Lena Jeanson

Februar bis Juli 2016
Kontakt lenajeanson@gmail.com
Projekt am WSC Training and behavioural coding of wolves and dogs running on a treadmill
Lieblings- Wolfsbuch Wolfsblut (Jack London)
Lieblingstier am WSC Geronimo

Ich komme aus Deutschland und bin in München aufgewachsen. Seitdem ich denken kann habe ich mir schon immer einen Hund als Haustier gewünscht. Da dies bei uns leider nicht möglich war, hatte ich eine Zeit lang Wüstenrennmäuse, um die ich mich kümmern konnte. Außerdem bin ich viel geritten, habe auf Katzen und Hunde in der Nachbarschaft aufgepasst und wann auch immer sich mir die Möglichkeit bot, bin ich mit den Hunden draußen im Park spazieren gegangen. Ich habe schon immer den Kontakt zu Tieren gesucht und auf verschiedenen Wegen auch gefunden.

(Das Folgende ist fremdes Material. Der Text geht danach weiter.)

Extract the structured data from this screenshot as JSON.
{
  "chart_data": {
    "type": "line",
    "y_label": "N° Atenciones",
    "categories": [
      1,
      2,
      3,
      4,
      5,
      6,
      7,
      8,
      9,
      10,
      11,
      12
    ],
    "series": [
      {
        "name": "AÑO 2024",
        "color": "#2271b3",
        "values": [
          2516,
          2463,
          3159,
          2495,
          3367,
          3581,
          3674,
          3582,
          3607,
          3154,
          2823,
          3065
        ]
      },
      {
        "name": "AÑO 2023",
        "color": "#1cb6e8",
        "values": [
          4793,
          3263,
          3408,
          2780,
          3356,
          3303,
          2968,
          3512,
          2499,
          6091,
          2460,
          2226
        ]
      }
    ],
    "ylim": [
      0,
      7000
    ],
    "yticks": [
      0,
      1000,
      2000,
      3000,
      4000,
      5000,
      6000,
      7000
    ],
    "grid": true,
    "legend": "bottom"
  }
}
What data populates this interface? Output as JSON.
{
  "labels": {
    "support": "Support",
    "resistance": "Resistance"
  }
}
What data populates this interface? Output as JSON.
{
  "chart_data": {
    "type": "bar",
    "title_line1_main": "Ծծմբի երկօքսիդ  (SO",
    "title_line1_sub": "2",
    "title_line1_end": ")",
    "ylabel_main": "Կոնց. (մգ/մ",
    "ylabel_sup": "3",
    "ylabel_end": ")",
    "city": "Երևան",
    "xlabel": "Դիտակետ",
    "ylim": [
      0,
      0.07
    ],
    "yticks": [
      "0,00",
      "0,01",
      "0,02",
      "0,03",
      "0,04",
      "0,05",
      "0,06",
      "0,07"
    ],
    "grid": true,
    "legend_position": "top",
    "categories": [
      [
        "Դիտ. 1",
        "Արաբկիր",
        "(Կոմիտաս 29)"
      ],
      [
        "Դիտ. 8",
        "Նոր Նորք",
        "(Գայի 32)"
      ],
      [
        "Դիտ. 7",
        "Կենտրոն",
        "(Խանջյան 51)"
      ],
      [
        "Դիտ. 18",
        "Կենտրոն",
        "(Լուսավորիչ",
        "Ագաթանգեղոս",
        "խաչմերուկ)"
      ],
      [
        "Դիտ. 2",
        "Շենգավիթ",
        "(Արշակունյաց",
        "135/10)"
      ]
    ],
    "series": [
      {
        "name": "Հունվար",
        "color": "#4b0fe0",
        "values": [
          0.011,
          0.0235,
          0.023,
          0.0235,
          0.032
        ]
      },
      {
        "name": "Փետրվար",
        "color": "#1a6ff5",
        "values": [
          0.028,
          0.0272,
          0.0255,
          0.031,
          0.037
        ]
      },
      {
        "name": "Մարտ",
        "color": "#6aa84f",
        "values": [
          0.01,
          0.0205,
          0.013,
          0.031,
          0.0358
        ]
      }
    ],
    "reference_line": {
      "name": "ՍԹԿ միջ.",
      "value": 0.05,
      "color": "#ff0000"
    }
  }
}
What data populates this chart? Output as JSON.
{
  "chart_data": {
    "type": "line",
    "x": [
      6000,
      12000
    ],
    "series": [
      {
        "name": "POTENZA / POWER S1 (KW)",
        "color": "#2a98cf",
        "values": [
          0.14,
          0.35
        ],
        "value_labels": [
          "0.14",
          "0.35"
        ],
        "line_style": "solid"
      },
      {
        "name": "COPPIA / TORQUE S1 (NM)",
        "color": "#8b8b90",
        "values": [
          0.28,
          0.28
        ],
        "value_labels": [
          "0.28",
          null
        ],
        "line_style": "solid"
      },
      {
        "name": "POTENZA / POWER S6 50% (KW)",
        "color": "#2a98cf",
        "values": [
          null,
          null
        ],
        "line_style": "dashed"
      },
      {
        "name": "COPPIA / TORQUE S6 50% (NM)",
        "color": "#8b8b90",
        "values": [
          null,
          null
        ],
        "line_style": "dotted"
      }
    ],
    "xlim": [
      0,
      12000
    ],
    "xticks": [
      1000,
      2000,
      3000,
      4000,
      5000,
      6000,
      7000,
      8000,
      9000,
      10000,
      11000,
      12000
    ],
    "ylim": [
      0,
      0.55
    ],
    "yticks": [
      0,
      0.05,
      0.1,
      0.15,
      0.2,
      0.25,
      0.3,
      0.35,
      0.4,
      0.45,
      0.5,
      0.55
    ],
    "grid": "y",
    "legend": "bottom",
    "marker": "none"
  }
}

Als es nach dem Abitur dann darum ging zu entscheiden was ich studieren möchte, war klar, dass ich gerne einen Bachelor in Biologie machen würde. Da dieser Studiengang an der Ludwig-Maximilians-Universität München sehr breit aufgestellt ist, habe ich Vorlesungen aus vielen Bereichen der Biologie gehabt. Das war interessant, da man so einen Überblick über viele verschiedene Themengebiete bekam. Mir wurde allerdings relativ schnell klar, dass ich gerne in die zoologische Richtung gehen möchte.

Meinen Master möchte ich daher in Verhaltensbiologie machen. Mir ist immer stärker bewusst geworden, dass ich mehr über das Verhalten von Tieren lernen möchte und im Besonderen über die kognitiven, kommunikativen und sozialen Eigenschaften von in Gruppen lebenden Tieren. Caniden, wie Wölfe und Hunde, interessieren mich dabei besonders und ich bin fasziniert von ihrer Sozialstruktur und ihren außergewöhnlichen Fähigkeiten. Ich habe mich also entschlossen vor dem Masterstudium noch ein längeres Forschungspraktikum zu machen, um einen ersten Einblick in das Arbeiten mit den Tieren und die angewendeten wissenschaftlichen Methoden zu bekommen. Hier am Wolf Science Center verbinden sich alle meine Interessen: Es geht um Wölfe und Hunde, ihre Gemeinsamkeiten und Unterschiede und der Forschungsschwerpunkt liegt auf Sozialverhalten und Kognition.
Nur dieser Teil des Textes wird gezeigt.